Dans cet article, on va se poser la question de pourquoi avons nous autant de différence entre le soleil pris dans la lumière visible, et le soleil filtré sur le H-alpha.
La rayonnement du corps noir et le spectre d’absorption
Par définition, un corps noir est un objet idéal qui absorbe toute la lumière qu’il reçoit et émet un spectre continu de lumière, uniquement en fonction de sa température. Plus la température est élevée, plus l’émission est intense et décalée vers les courtes longueurs d’onde (vers le bleu).
Lorsque l’on chauffe un gaz peu comprimé, par exemple de l’hydrogène, les électrons des atomes peuvent gagner de l’énergie en passant à des niveaux supérieurs. Ce gain est temporaire : lorsque les électrons reviennent à leur niveau d’énergie initial, ils émettent un photon.
La fréquence de la lumière émise est directement liée à l’énergie libérée par l’atome.
Or, dans le monde quantique, ces niveaux d’énergie sont discrets : ils ne peuvent prendre que certaines valeurs, spécifiques à chaque type d’atome.
Ainsi, un atome d’hydrogène chauffé n’émettra dans le spectre visible que sur quatre longueurs d’onde principales (il existe d’autres transitions, mais elles se situent dans l’infrarouge ou l’ultraviolet) :
- H-α : 656,28 nm (rouge)
- H-β : 486,13 nm (bleu-vert)
- H-γ : 434,05 nm (bleu)
- H-δ : 410,17 nm (violet)

Si l’on compresse ce gaz et qu’on augmente sa densité, les nombreuses collisions entre particules perturbent les niveaux d’énergie des atomes, brouillant les transitions précises.
Il en résulte l’émission d’un spectre continu : un gaz chaud et fortement comprimé se comporte alors comme un corps noir.
À l’inverse, si l’on envoie un rayonnement continu à travers un gaz moins chaud et moins dense, les atomes de ce gaz vont absorber les photons correspondant à leurs propres niveaux d’énergie.
En reprenant l’exemple de l’hydrogène, ce sont les mêmes longueurs d’onde qui seront absorbées, créant ainsi des raies sombres dans le spectre reçu.
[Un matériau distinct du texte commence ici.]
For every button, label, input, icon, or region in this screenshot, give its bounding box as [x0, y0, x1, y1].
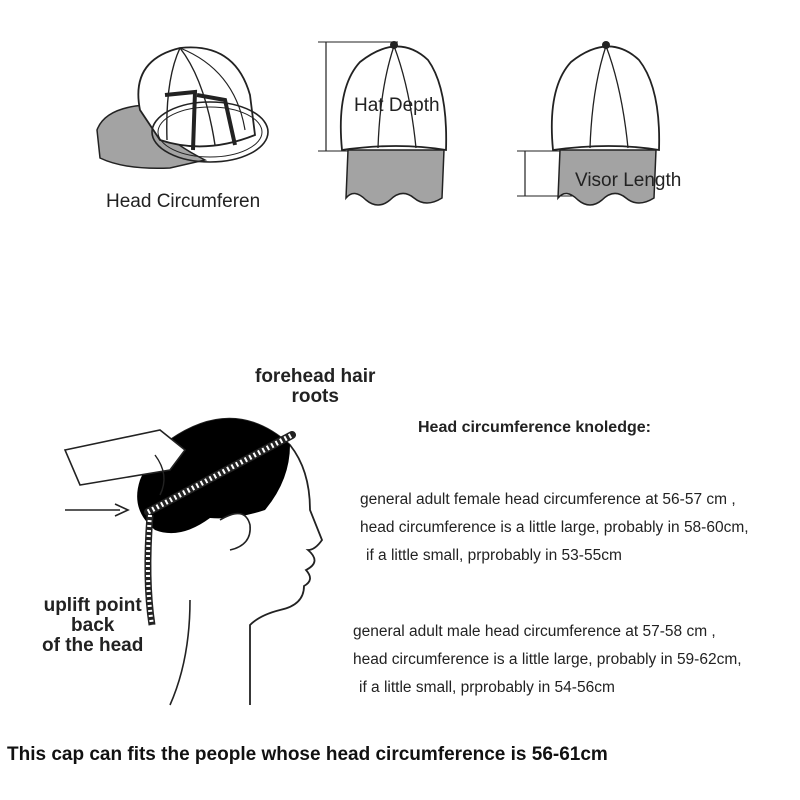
- female-line-3: if a little small, prprobably in 53-55cm: [366, 547, 622, 564]
- female-line-2: head circumference is a little large, probably in 58-60cm,: [360, 519, 749, 536]
- female-line-1: general adult female head circumference at 56-57 cm ,: [360, 491, 736, 508]
- uplift-point-label: uplift point back of the head: [42, 595, 144, 656]
- forehead-hair-roots-label: forehead hair roots: [255, 366, 376, 407]
- male-knowledge-block: [353, 618, 742, 702]
- head-circumference-label: Head Circumferen: [106, 191, 261, 212]
- head-measuring-illustration: [60, 400, 360, 710]
- cap-side-view-illustration: [85, 40, 275, 190]
- fit-range-statement: This cap can fits the people whose head circumference is 56-61cm: [7, 744, 608, 765]
- cap-front-view-hat-depth-illustration: [318, 38, 463, 218]
- visor-length-label: Visor Length: [575, 170, 682, 191]
- female-knowledge-block: [360, 486, 749, 570]
- male-line-1: general adult male head circumference at 57-58 cm ,: [353, 623, 716, 640]
- male-line-2: head circumference is a little large, probably in 59-62cm,: [353, 651, 742, 668]
- knowledge-title: Head circumference knoledge:: [418, 419, 651, 436]
- hat-depth-label: Hat Depth: [354, 95, 440, 116]
- male-line-3: if a little small, prprobably in 54-56cm: [359, 679, 615, 696]
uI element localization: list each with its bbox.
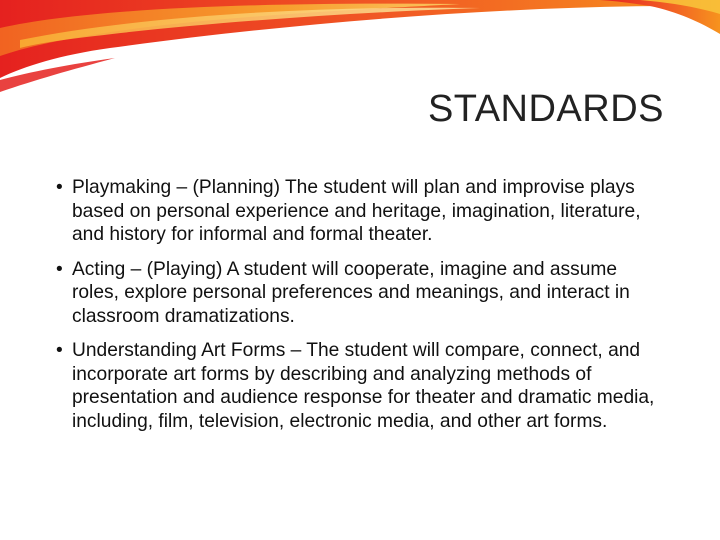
flame-swoosh-decoration [0, 0, 720, 100]
bullet-list [56, 176, 668, 433]
bullet-item-playmaking [56, 176, 668, 247]
bullet-text-understanding-art-forms: Understanding Art Forms – The student will compare, connect, and incorporate art forms by describing and analyzing methods of presentation and audience response for theater and dramatic media, including, film, television, electronic media, and other art forms. [72, 340, 655, 432]
bullet-marker: • [56, 340, 63, 361]
bullet-item-understanding-art-forms [56, 339, 668, 433]
bullet-item-acting [56, 258, 668, 329]
bullet-marker: • [56, 177, 63, 198]
bullet-content [56, 176, 668, 444]
bullet-text-playmaking: Playmaking – (Planning) The student will plan and improvise plays based on personal experience and heritage, imagination, literature, and history for informal and formal theater. [72, 177, 641, 245]
slide-title: STANDARDS [427, 88, 664, 130]
bullet-marker: • [56, 258, 63, 280]
bullet-text-acting: Acting – (Playing) A student will cooperate, imagine and assume roles, explore personal preferences and meanings, and interact in classroom dramatizations. [72, 258, 630, 327]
Ces raies sombres contiennent de la lumière, mais l’intensité est beaucoup plus faible. En effet, lorsque les atomes d’hydrogène vont absorber un photon, ils finissent par le réémettre, mais pas forcément dans la direction initiale. On a donc quand mêmes des photons dans ces raies sombres, mais beaucoup moins.
Le spectre du soleil
Le soleil est composé d’un gaz chaud et compressé. Il émet ainsi, selon les lois de la thermodynamique, un spectre de lumière continu sur une bande spectrale ne dépendant que de la chaleur de son enveloppe extérieure (le soleil est un corps noir).

Il émet principalement dans la lumière visible, c’est à dire adaptée à nos yeux. Enfin, à bien y réfléchir, ce sont plutôt nos yeux qui sont adaptés à la lumière du soleil. Notre étoile possède une atmosphère, composé d’atomes d’hydrogène, de calcium, de sodium, … Lorsque la lumière émise par le soleil traverse cette atmosphère, le gaz qui la compose absorbe donc des photons sur certaines longueurs d’ondes, donnant des discontinuités dans le spectre :

Encore une fois, il y’a bien de la lumière dans ces raies sombres, mais en beaucoup plus petite quantité que le reste. Et c’est là qu’intervienne les filtres interferentiels
Les filtres interférentiels
Un filtre interférentiel est un filtre optique très spécial qui permet de ne laisser passer qu’une toute petite gamme de longueurs d’onde (une couleur très précise de la lumière) tout en bloquant toutes les autres. Il fonctionne non pas en absorbant la lumière, mais en jouant sur le principe d’interférences.
À l’intérieur d’un filtre interférentiel, il y a plusieurs couches très fines de matériaux transparents, déposées avec une précision extrême. Quand la lumière arrive sur ces couches, une partie est réfléchie à chaque interface.
Certaines longueurs d’onde vont alors se renforcer (interférences constructives) et passer à travers le filtre, tandis que les autres vont s’annuler (interférences destructives) et être bloquées.

Ces filtres sont très précis, et vont vraiment permettre de se caler sur les raies « manquantes » du spectre et les faire ressortir. On va ainsi pouvoir observer l’atmosphère du soleil sur plusieurs longueurs d’ondes.